Foi quando tocaram a campainha da porta. Berrei para a minha ex atender. Devia ser o Pingo. Ouvi vozes. De mulher. Então, ela entrou na cozinha com a vizinha de baixo, uma chilena chamada Nila, enquanto eu jogava água para todos os lados vestido apenas com a cueca de zebrinha. Claro, ninguém tem nada a ver com as cores de minhas cuecas, mas… Bem, já é estranho a vizinha de baixo de um edifício de escritórios nos ver de cuecas se não temos relação mais íntima, contudo é para lá de estranho que em nosso primeiro contato sejamos tão esclarecedores sobre nossas preferências. E, vocês sabem, sou um sujeito sério, erudito, metido a intelectual, não é legal que logo a pessoa mais fofoqueira do prédio me pegue em trajes tão significativos. Ela foi embora com inédita rapidez, sem mesmo dizer oi nem tchau, como se tivesse visto uma cena pornográfica ou uma barata verde-limão.
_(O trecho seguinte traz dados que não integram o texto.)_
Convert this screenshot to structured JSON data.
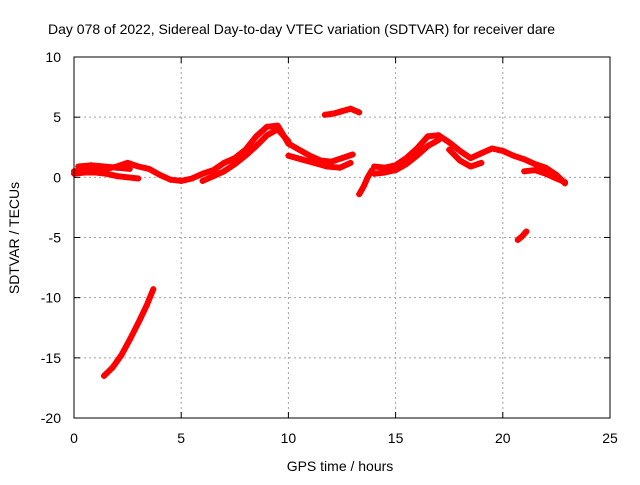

Eu fiquei irritadíssimo. Como é que foi autorizada a entrada de estranhos durante meu trabalho?
Como vingança pelo ato falho, tirei as cuecas e passei a mandar água para o ralo sem roupa nenhuma. Aí me veio a ideia de pegar um pau qualquer, fazer uma ponta levemente crescente nele, enrolá-lo num pano e depois metê-lo no cano. A raiva nos faz pensar, viram? E não é que o jato estancou? Pude então ir mais longe do que a cozinha e empurrar a água que estava no resto do escritório para os ralos. Mais suor e mais sucesso. Então, minha querida ex-esposa, ela de novo, que fora fazer relações públicas pelo prédio a fim de não brigar comigo, entrou na sala com outra vizinha, esta muito mais respeitável, a D. Rose. As duas puderam avaliar minha genitália, mas creio que viram melhor o traseiro, tal a velocidade com que retornei à cozinha.
Depois, o Pingo chegou e arrumou tudo, rindo de nossas histórias. Levamos o Pingo em casa e acabamos no cinema. Eu com minha roupa inteiramente seca, ela toda molhada. Fiquei preocupadíssimo.